Jean Racine, Bérénice, scène IV, acte 5

Dans cet extrait, Racine a recours à l’aposiopèse pour témoigner de la forte émotion ressentie par son personnage. Ce dernier est réduit au silence par la loi romaine. L’amour de Titus pour Bérénice n’a pas de poids face au devoir que lui impose son statut d’empereur. L’aposiopèse témoigne ici de la soumission totale du personnage à sa fonction sociopolitique.

Surtout en usage dans les monologues et les dialogues de théâtre, l’aposiopèse prend forme à l’aide d’artifices typographiques. Les points d’exclamation, mais aussi la succession de phrases courtes sans ponctuation spécifique, ou encore un retour à la ligne marquant le changement d’interlocuteur et une mise en page particulière, témoignent de ces courtes interruptions du discours.

Aposiopèse : exemples
TITUS : Non, Madame. Jamais, puisqu’il faut vous parler.
Mon cœur de plus de feux ne se sentit brûler. Mais…

BÉRÉNICE : Achevez.

TITUS : Hélas !
BÉRÉNICE : Parlez.
TITUS : Rome… l’Empire…

BÉRÉNICE : Hé bien ?

TITUS : Sortons, Paulin : je ne puis rien dire.

Jean Racine, Bérénice, scène IV, acte 5

Dans cet extrait, Racine sollicite différents artifices typographiques (ponctuation, retours à la ligne, alinéas) pour dramatiser le non-dit jusqu’au silence du personnage. Titus tait ainsi le triomphe des conventions sociales sur son amour pour Bérénice.

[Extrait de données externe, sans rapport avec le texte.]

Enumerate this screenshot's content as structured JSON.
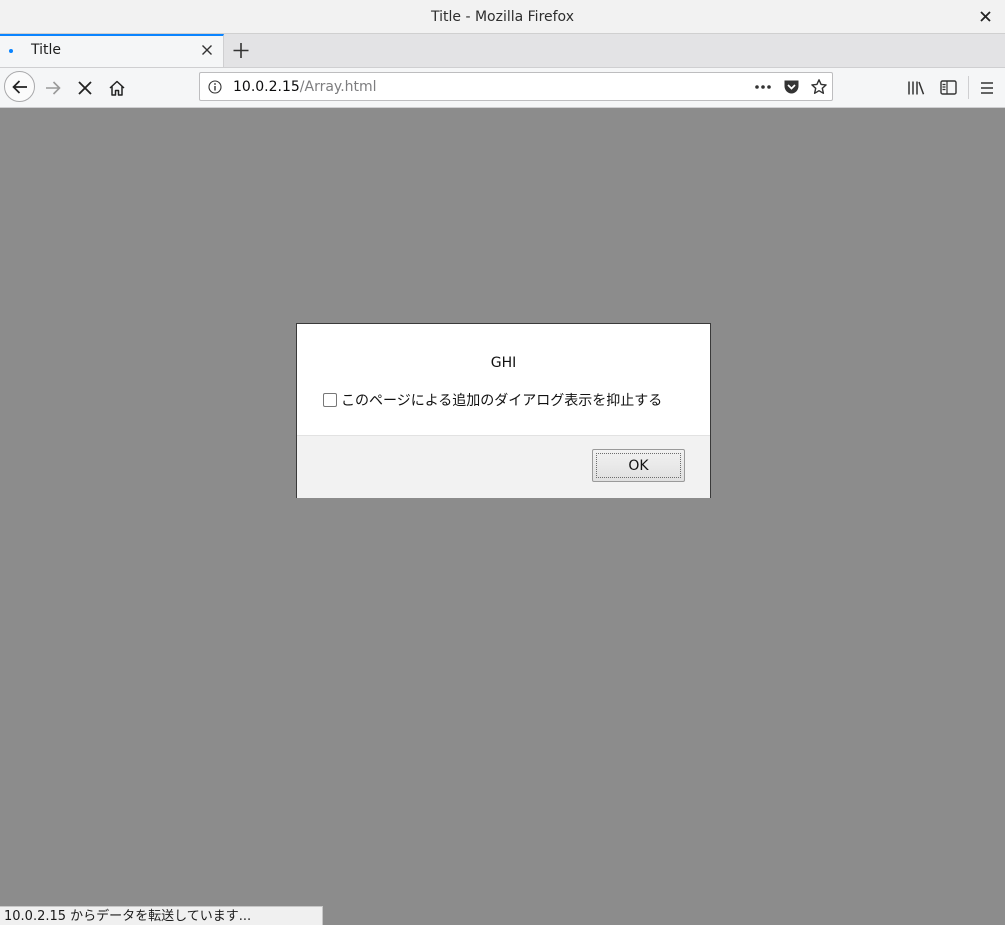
{
  "window": {
    "title": "Title - Mozilla Firefox"
  },
  "tabs": [
    {
      "label": "Title",
      "active": true
    }
  ],
  "navigation": {
    "url_host": "10.0.2.15",
    "url_path": "/Array.html"
  },
  "dialog": {
    "message": "GHI",
    "checkbox_label": "このページによる追加のダイアログ表示を抑止する",
    "checkbox_checked": false,
    "ok_label": "OK"
  },
  "status": {
    "text": "10.0.2.15 からデータを転送しています..."
  },
  "colors": {
    "accent": "#0a84ff",
    "content_overlay": "#8c8c8c",
    "chrome": "#f5f6f7"
  },
  "icons": [
    "close-icon",
    "new-tab-icon",
    "back-arrow-icon",
    "forward-arrow-icon",
    "stop-icon",
    "home-icon",
    "info-icon",
    "more-actions-icon",
    "pocket-icon",
    "bookmark-star-icon",
    "library-icon",
    "sidebar-icon",
    "menu-hamburger-icon"
  ]
}
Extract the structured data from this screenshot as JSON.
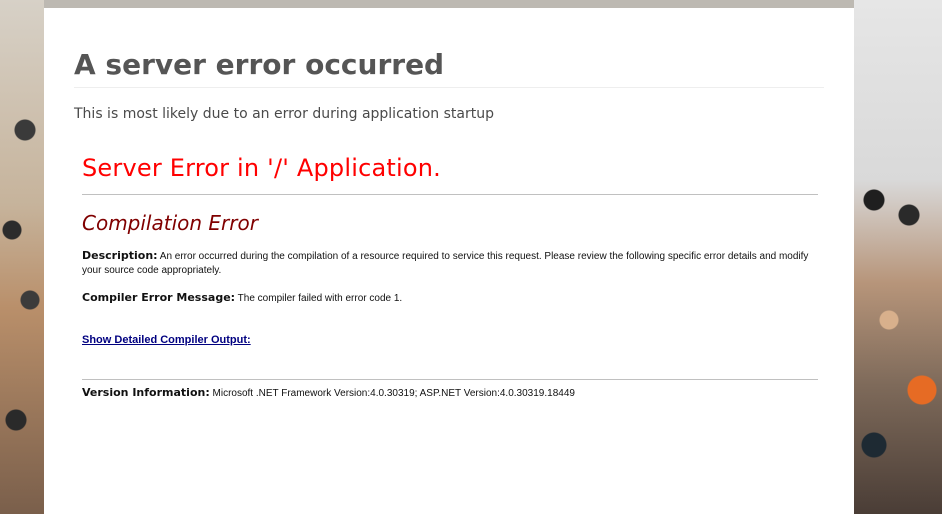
{
  "page": {
    "title": "A server error occurred",
    "subtitle": "This is most likely due to an error during application startup"
  },
  "aspnet": {
    "heading": "Server Error in '/' Application.",
    "subheading": "Compilation Error",
    "description_label": "Description:",
    "description_text": "An error occurred during the compilation of a resource required to service this request. Please review the following specific error details and modify your source code appropriately.",
    "compiler_label": "Compiler Error Message:",
    "compiler_text": "The compiler failed with error code 1.",
    "detailed_link": "Show Detailed Compiler Output:",
    "version_label": "Version Information:",
    "version_text": "Microsoft .NET Framework Version:4.0.30319; ASP.NET Version:4.0.30319.18449"
  }
}
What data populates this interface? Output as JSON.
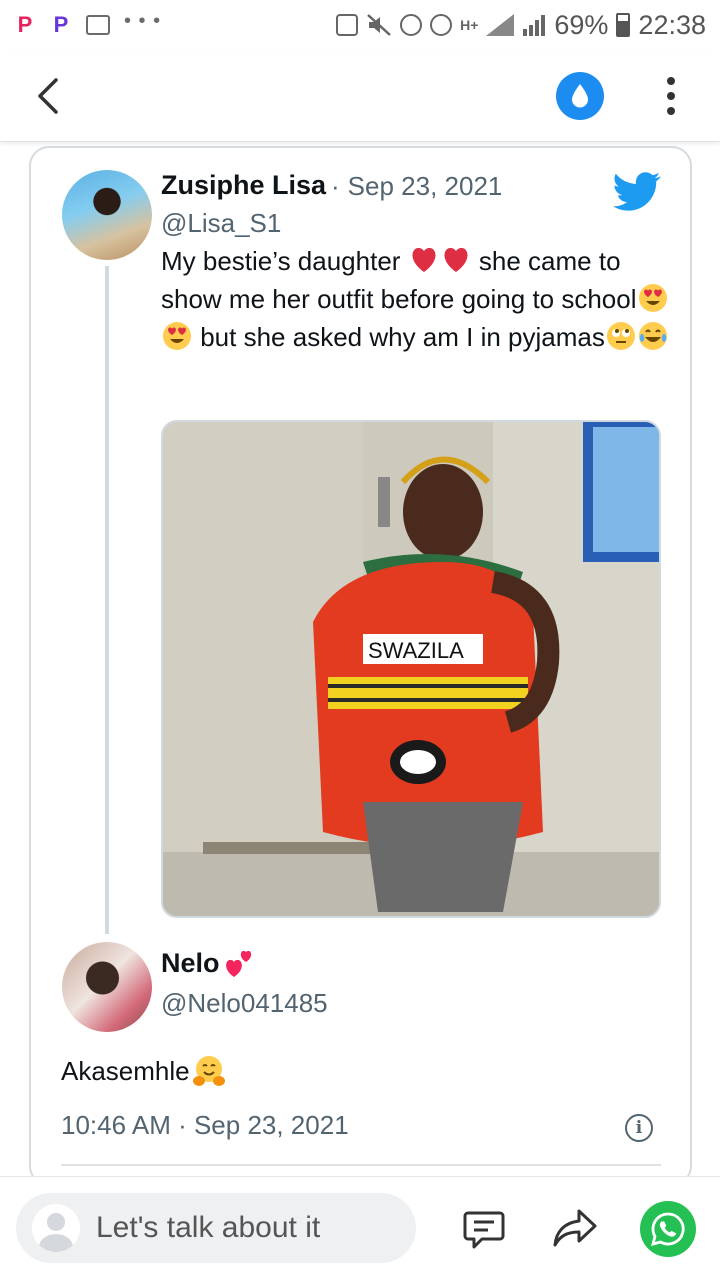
{
  "status_bar": {
    "battery": "69%",
    "time": "22:38",
    "network": "H+",
    "icons": [
      "pinterest-icon",
      "pinterest-icon",
      "image-icon",
      "more-notifications-icon",
      "sim-icon",
      "mute-icon",
      "alarm-icon",
      "data-icon",
      "network-icon",
      "signal-icon",
      "battery-icon"
    ]
  },
  "app_bar": {
    "icons": [
      "back-arrow-icon",
      "water-drop-icon",
      "more-vert-icon"
    ],
    "accent": "#1d8cf0"
  },
  "tweet": {
    "author_name": "Zusiphe Lisa",
    "date": "Sep 23, 2021",
    "date_separator": "·",
    "handle": "@Lisa_S1",
    "text_1": "My bestie’s daughter ",
    "text_2": " she came to show me her outfit before going to school",
    "text_3": " but she asked why am I in pyjamas",
    "emojis": [
      "red-heart",
      "red-heart",
      "heart-eyes",
      "heart-eyes",
      "eye-roll",
      "tears-of-joy"
    ],
    "photo_label": "SWAZILA"
  },
  "reply": {
    "author_name": "Nelo",
    "name_emoji": "two-hearts",
    "handle": "@Nelo041485",
    "text": "Akasemhle",
    "text_emoji": "hugging-face",
    "timestamp": "10:46 AM · Sep 23, 2021"
  },
  "bottom_bar": {
    "comment_placeholder": "Let's talk about it",
    "icons": [
      "comment-icon",
      "share-icon",
      "whatsapp-icon"
    ],
    "whatsapp_color": "#25c053"
  }
}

D’autres marques de ponctuation finale, notamment les points de suspension, peuvent également dissimuler la volonté de l’auteur de faire allusion à une information manquante.

Qu’elle soit utilisée par les auteurs, leurs personnages, ou les locuteurs eux-mêmes, l’aposiopèse utilise le silence comme effet de style. Le non-dit et les sous-entendus qui en résultent deviennent aussi éloquents que les mots manquants à condition que le destinataire du message, lecteur ou auditeur, comble les vides de l’énoncé et en restitue correctement le sens.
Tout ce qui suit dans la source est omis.